Materials towards Homework 3: LIME with XGBoost & SVM¶

Part of the eXplainable Machine Learning course for Machine Learning (MSc) studies at the University of Warsaw. @pbiecek @hbaniecki

v0.1.1: 2022-10-20

https://github.com/mim-uw/eXplainableMachineLearning-2023/tree/main/Homeworks/HW3

0. Import packages¶

import dalex as dx
import xgboost
import lime

import sklearn

import pandas as pd
import numpy as np

import warnings
warnings.filterwarnings("ignore")

import platform
print(f'Python {platform.python_version()}')

Python 3.9.2

{package.__name__: package.__version__ for package in [dx, xgboost, sklearn, pd, np]} | {lime.__name__: "0.2.0.1"}

{'dalex': '1.5.0',
 'xgboost': '1.6.2',
 'sklearn': '1.0.2',
 'pandas': '1.3.5',
 'numpy': '1.22.4',
 'lime': '0.2.0.1'}

1. Load and preprocess data¶

lime.lime_tabular.LimeTabularExplainer assumes integer-encoded categorical variables by the following parameters:

categorical_features – list of indices (ints) corresponding to the categorical columns. Everything else will be considered continuous. Values in these columns MUST be integers.

categorical_names – map from int to list of names, where categorical_names[x][y] represents the name of the yth value of column x.

But, XGBoost assumes categorical variables of strict category type.

The challenge is to make one work with the other. First, let's use one-hot encoding.

df = dx.datasets.load_titanic()

X = df.drop(columns='survived')
X = pd.get_dummies(X, columns=['gender', 'class', 'embarked'], drop_first=True) 
y = df.survived

2. Model¶

We use the same XGBoost classifier as in the previous materials towards Homework 2.

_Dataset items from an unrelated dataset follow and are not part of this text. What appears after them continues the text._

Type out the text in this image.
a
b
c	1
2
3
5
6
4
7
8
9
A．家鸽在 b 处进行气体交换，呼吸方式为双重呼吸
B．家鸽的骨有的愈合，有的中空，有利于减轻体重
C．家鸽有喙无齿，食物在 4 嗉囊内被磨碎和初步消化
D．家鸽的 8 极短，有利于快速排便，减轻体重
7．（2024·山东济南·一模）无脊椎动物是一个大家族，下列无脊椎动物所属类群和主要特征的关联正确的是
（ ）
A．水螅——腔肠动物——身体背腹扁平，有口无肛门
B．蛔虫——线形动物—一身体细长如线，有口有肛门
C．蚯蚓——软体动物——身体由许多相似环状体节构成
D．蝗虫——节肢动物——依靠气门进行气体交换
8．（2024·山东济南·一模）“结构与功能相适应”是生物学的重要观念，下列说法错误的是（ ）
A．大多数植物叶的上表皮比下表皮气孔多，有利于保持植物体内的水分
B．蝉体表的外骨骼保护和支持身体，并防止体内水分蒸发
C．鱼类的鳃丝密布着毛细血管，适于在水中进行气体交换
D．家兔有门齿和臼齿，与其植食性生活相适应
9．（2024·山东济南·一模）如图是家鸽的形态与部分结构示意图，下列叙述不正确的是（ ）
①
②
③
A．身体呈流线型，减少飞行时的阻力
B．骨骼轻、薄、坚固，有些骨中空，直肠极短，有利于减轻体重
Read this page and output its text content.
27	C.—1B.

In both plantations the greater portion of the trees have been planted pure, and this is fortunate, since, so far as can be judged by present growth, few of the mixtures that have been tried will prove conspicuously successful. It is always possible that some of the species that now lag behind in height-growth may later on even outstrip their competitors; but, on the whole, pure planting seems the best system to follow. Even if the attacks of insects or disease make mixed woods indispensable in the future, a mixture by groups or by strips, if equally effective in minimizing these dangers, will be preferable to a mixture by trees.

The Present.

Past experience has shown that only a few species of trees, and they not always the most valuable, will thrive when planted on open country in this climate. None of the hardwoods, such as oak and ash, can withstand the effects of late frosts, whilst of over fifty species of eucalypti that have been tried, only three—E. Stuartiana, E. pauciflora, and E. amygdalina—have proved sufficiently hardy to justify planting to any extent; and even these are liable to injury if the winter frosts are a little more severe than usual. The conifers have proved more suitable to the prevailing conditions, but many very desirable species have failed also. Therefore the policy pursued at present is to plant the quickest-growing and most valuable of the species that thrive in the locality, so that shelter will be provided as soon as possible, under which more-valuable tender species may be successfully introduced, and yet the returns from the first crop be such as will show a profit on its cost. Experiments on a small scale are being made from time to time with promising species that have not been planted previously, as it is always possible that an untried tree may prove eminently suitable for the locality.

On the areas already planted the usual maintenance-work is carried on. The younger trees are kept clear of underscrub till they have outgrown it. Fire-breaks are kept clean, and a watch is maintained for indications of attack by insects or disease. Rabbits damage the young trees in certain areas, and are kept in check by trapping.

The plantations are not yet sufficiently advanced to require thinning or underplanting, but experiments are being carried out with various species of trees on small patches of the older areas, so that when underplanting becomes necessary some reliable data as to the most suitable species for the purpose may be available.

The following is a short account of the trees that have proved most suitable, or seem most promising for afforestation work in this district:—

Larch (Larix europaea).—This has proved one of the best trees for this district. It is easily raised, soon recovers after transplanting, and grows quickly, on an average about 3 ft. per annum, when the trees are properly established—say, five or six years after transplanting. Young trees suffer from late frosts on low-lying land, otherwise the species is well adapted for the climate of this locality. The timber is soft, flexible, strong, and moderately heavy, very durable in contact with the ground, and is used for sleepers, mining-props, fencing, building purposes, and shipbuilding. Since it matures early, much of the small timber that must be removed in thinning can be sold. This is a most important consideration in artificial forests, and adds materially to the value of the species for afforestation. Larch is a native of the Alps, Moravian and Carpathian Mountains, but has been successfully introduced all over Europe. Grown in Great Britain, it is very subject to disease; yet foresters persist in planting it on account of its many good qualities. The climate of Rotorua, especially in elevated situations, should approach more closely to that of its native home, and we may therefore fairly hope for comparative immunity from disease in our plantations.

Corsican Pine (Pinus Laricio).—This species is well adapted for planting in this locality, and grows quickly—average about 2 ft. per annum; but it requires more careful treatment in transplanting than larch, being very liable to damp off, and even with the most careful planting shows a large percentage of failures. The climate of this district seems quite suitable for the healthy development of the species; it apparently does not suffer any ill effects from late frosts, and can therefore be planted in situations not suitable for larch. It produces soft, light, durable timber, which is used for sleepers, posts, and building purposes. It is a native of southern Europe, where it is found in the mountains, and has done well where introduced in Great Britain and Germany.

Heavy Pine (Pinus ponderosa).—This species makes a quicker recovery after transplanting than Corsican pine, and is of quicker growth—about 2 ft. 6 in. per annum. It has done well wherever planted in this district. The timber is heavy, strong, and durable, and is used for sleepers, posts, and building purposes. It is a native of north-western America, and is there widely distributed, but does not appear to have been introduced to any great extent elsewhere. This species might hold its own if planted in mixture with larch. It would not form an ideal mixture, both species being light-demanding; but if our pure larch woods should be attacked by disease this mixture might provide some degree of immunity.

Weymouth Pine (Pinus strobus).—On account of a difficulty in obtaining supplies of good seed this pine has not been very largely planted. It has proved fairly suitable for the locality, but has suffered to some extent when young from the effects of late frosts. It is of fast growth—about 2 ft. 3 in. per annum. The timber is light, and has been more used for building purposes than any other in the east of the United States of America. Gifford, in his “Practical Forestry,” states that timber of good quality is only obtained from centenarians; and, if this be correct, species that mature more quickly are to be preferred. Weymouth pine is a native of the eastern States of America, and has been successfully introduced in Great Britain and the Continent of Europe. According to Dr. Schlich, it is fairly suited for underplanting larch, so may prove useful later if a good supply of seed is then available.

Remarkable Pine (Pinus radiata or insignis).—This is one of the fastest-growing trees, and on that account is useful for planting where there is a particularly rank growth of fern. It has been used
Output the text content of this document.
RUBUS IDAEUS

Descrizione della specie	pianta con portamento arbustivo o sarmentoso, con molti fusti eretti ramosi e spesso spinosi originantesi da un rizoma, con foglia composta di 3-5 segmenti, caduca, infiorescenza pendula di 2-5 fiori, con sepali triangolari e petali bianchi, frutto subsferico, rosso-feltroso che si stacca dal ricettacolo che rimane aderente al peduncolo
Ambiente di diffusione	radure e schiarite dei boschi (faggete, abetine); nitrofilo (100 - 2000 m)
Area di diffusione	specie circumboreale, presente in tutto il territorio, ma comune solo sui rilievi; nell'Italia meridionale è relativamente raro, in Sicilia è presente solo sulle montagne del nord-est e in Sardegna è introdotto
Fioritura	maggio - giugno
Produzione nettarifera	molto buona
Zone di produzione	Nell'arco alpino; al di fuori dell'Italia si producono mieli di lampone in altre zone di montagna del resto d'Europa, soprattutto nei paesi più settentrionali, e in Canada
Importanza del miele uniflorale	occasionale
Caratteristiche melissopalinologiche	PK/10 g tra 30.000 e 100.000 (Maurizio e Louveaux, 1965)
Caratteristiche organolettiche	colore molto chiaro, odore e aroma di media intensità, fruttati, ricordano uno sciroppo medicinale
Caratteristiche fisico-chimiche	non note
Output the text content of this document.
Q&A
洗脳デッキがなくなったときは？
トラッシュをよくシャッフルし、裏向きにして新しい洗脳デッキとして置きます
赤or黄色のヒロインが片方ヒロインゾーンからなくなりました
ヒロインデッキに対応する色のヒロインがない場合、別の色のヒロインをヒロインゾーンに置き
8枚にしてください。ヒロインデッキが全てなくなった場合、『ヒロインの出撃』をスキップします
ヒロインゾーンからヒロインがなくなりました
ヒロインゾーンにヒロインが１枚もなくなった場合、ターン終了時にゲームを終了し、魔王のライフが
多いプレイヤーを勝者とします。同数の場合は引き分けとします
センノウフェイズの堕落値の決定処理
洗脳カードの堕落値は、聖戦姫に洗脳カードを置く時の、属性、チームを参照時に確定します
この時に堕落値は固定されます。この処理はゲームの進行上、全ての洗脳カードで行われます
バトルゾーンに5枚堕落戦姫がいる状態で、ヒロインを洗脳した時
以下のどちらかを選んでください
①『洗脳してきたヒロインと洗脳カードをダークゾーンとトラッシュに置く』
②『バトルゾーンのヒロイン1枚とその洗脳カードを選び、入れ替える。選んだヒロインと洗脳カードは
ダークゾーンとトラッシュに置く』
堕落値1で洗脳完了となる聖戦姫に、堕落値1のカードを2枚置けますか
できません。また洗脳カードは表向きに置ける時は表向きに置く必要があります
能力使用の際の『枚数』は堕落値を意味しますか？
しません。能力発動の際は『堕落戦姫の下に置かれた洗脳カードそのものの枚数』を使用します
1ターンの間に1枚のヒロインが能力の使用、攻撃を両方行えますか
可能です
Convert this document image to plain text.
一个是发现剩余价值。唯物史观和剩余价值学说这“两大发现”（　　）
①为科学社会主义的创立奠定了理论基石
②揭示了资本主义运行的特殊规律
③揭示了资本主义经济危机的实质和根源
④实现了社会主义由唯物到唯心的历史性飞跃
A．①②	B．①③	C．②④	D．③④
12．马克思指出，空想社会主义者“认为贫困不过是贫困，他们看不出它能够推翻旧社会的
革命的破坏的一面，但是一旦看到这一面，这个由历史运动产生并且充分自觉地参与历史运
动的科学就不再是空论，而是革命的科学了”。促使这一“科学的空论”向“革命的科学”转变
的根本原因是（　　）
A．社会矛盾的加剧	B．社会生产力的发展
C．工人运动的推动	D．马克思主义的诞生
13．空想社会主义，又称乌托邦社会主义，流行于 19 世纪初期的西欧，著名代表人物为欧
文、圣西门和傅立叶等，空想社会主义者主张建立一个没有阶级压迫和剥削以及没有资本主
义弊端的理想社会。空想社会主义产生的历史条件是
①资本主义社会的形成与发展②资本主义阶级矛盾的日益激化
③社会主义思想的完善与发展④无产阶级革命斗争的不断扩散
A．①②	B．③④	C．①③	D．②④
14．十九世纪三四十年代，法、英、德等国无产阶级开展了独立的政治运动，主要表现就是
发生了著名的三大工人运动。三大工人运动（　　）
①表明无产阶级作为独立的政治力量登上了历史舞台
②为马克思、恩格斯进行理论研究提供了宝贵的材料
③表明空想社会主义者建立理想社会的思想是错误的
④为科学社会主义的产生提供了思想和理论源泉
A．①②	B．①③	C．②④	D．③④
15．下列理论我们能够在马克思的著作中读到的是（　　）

model = xgboost.XGBClassifier(
    n_estimators=200, 
    max_depth=4, 
    use_label_encoder=False, 
    eval_metric="logloss"
)

model.fit(X, y)

XGBClassifier(base_score=0.5, booster='gbtree', callbacks=None,
              colsample_bylevel=1, colsample_bynode=1, colsample_bytree=1,
              early_stopping_rounds=None, enable_categorical=False,
              eval_metric='logloss', gamma=0, gpu_id=-1,
              grow_policy='depthwise', importance_type=None,
              interaction_constraints='', learning_rate=0.300000012,
              max_bin=256, max_cat_to_onehot=4, max_delta_step=0, max_depth=4,
              max_leaves=0, min_child_weight=1, missing=nan,
              monotone_constraints='()', n_estimators=200, n_jobs=0,
              num_parallel_tree=1, predictor='auto', random_state=0,
              reg_alpha=0, reg_lambda=1, ...)

3. Explain with dalex & lime¶

dalex uses the original lime package to estimate LIME under a unified API.

dalex aims to improve the user's conveninence by:

combining the use of LimeTabularExplainer and explain_instance() into the one predict_surrogate() method,
automatically setting some of the lime parameters based on explainer.data, explainer.model_type etc.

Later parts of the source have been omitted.